His most recent comment awakened something in me that I’d nearly forgotten since entering the Falls—that my father could be in here somewhere, hiding from the Uproar.

“How long should we wait until we start actively looking for him, Valcas?” I asked, bubbling with anticipation and longing. I was a bundle of nerves. The thought that my father could be at the end of one of the tunnels had me in a panic. Would he be as excited about meeting me? Reconnecting with Mom back at TSTA Headquarters had gone smoother than I’d thought it would. She’d welcomed me, embraced me, as if she were happy to see me and genuinely sorry for staying away for so long. How would my father react when I showed up? Was he looking forward to meeting me too?

Valcas chuckled as he awkwardly reached for me. “You sound eager to meet your father. It’s endearing, and I completely understand, but right now the most important thing is to be safe.”

Part of me cringed inside; yet, some other part of me reacted as if I wanted to give in to a different longing, one that I was certain involved the lonely version of Valcas I’d left back at the White Tower. I inhaled, remembering that Valcas was the same person deep inside regardless of whatever life-changing and hope-jading events he’d experienced. I let him place an arm around me and pull me closer to him.

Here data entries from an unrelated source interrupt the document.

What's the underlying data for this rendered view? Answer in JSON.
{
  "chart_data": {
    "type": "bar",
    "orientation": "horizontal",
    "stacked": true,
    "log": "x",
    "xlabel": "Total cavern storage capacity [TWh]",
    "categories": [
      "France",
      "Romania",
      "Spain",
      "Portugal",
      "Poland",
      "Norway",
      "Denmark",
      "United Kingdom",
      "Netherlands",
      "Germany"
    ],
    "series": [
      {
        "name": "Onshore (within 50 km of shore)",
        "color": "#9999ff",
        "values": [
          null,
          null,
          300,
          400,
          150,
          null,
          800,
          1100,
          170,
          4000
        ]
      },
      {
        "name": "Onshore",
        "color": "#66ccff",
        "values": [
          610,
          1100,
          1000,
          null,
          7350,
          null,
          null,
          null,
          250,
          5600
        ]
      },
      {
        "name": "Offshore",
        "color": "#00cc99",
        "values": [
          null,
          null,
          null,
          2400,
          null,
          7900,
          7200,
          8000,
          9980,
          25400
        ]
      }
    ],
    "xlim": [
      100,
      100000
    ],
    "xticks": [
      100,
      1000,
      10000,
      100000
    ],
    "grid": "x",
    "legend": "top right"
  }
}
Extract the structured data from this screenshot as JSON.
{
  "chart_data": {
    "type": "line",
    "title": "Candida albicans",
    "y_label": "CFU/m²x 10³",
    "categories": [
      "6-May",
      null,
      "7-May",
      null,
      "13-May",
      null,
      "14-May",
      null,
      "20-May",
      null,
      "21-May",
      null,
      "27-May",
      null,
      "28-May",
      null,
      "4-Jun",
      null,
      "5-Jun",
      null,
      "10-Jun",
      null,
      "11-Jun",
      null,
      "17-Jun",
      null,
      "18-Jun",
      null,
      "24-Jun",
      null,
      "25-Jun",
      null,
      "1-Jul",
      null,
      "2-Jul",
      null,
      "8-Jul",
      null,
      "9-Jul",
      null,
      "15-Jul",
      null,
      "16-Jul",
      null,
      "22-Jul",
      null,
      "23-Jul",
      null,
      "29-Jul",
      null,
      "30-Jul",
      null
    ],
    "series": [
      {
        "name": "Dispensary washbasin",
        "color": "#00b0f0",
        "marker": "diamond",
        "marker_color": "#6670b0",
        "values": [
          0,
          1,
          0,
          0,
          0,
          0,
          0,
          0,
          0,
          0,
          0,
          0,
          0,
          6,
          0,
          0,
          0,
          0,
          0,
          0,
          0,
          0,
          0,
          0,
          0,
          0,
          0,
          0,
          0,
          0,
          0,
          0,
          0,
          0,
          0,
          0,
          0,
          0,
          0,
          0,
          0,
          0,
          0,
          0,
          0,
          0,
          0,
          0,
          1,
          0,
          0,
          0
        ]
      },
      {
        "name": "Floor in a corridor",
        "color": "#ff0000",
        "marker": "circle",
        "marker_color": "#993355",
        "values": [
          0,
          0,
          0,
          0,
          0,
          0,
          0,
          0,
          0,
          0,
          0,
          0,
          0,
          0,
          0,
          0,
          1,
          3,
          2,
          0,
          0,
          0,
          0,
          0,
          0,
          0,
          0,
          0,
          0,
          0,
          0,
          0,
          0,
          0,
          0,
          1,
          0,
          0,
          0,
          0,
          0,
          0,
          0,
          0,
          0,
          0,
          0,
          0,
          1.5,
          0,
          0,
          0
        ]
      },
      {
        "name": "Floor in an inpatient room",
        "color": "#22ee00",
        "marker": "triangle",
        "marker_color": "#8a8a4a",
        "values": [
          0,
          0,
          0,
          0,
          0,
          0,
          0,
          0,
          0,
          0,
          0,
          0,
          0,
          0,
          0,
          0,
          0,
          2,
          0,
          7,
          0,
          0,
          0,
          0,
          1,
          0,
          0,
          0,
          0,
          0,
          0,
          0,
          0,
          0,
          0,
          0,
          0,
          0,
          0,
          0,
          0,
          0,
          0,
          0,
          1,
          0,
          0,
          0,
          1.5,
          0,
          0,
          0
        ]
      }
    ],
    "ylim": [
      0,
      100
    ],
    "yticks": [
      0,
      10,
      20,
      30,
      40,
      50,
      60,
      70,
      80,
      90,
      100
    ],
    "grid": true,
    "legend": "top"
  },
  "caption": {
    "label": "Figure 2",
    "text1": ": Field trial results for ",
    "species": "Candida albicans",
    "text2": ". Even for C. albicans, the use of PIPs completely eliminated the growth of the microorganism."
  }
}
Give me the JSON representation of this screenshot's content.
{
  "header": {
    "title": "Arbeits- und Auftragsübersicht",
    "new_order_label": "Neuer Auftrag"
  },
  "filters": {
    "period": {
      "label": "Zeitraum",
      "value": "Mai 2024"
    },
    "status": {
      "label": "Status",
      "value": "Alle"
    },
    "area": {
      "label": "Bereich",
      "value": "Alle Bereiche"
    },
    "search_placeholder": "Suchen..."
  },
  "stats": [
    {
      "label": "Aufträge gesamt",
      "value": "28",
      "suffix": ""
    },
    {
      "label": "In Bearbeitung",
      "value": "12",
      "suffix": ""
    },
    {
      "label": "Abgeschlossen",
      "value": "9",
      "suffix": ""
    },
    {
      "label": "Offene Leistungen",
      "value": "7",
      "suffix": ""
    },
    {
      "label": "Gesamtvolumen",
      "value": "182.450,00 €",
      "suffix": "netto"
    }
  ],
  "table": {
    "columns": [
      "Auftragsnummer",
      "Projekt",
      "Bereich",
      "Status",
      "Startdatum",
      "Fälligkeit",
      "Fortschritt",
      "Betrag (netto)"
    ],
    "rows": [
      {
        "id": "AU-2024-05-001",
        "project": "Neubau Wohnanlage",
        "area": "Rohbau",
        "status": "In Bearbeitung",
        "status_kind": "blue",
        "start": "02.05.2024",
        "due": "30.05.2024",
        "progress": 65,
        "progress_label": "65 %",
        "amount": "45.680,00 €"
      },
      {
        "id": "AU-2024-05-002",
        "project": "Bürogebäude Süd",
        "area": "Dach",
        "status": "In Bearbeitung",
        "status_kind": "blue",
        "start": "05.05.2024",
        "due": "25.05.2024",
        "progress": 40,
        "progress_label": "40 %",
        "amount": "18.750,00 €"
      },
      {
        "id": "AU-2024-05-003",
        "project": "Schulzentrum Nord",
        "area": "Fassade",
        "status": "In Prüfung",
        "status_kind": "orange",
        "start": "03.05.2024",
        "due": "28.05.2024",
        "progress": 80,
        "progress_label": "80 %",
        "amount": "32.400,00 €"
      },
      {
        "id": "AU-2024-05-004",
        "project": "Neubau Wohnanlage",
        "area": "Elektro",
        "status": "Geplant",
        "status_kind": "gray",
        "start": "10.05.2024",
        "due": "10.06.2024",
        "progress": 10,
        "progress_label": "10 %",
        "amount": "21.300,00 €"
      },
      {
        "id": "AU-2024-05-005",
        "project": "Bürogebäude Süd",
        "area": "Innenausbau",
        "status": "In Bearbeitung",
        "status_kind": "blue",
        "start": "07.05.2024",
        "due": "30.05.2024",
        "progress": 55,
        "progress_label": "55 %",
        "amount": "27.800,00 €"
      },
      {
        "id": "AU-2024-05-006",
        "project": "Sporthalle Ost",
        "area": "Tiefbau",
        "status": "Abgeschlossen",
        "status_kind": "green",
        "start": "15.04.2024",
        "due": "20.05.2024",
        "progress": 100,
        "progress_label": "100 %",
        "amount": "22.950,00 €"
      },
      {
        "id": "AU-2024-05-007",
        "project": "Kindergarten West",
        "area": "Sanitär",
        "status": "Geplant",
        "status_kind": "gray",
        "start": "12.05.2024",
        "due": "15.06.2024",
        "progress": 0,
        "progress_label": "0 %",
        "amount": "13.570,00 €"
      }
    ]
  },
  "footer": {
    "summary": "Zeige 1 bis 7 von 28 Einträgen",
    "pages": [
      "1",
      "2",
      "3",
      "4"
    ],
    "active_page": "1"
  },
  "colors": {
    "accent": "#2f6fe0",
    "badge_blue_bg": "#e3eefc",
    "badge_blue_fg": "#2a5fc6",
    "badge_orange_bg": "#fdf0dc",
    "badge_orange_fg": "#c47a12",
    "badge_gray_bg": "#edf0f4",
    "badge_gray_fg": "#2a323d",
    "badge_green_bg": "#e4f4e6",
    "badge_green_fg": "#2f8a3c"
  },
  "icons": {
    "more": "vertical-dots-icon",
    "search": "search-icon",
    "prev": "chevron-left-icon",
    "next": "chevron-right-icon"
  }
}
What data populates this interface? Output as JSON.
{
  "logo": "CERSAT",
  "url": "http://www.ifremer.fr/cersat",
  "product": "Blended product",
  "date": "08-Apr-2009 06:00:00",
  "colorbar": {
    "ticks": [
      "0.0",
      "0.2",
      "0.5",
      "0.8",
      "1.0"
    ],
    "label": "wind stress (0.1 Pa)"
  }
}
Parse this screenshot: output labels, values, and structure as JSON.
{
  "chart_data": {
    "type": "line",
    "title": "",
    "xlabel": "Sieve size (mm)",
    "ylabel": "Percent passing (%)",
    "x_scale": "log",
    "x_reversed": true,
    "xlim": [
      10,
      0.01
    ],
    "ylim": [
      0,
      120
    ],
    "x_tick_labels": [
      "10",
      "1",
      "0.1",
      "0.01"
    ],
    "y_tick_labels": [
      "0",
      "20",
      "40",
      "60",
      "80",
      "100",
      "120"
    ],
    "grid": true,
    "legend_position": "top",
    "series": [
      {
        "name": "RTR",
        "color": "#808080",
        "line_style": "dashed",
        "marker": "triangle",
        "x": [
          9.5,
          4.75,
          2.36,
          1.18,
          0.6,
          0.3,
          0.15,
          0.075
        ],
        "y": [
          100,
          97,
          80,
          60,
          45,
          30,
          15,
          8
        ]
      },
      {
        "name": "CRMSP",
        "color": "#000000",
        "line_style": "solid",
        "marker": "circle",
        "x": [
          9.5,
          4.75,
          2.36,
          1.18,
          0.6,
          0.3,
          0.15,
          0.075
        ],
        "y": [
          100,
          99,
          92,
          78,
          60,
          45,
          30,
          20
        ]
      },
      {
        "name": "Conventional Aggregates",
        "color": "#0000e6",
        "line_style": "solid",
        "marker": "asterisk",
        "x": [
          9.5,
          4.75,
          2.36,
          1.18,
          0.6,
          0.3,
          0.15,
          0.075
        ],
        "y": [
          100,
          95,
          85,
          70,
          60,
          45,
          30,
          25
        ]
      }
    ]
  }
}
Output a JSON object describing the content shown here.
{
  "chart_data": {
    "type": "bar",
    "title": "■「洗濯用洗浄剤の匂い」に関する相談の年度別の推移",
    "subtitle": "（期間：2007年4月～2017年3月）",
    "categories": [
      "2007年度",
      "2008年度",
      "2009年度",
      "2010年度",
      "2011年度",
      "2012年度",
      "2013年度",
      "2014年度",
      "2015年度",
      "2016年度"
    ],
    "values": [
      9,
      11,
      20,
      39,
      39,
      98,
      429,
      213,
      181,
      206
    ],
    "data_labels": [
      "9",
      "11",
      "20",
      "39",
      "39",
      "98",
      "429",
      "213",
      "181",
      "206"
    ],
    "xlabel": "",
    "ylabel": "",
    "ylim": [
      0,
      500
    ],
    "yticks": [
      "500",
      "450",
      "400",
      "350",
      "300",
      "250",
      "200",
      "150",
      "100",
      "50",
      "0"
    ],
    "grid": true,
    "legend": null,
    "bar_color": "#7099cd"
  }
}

“In here,” he said. “We’re safe from the Uproar. We just need to make sure there’s nothing else, here on the other side, that would compromise that safety. As for Plaka, I can’t imagine him being in any more danger now than he was before we arrived.”

I sighed, disappointed, and then rolled my eyes. It wasn’t like I could wander off without him. Not now. Noticing that Valcas was not just watching me, but smiling, I smiled back. He was right. Something definitely felt different.

I rinsed my hands in the pool of water and dried them on my jeans. Scooting closer to Valcas, I rested my head on his shoulder. “Thank you for being here with me and for keeping me safe, not just now, but for all of it.”

He tensed, leaving me to wonder whether I’d gone too far. Just because he’d tried to comfort me didn’t mean that he was all head-over-heels for me again. But he’d expressed interest in me before, even when I hadn’t done anything to encourage him. If anything, I’d pushed him away. But, he’d said that he would prove himself to me. I wondered what that meant.

His arm curled tightly around me. “Of course,” he said. “I try not to break my promises.”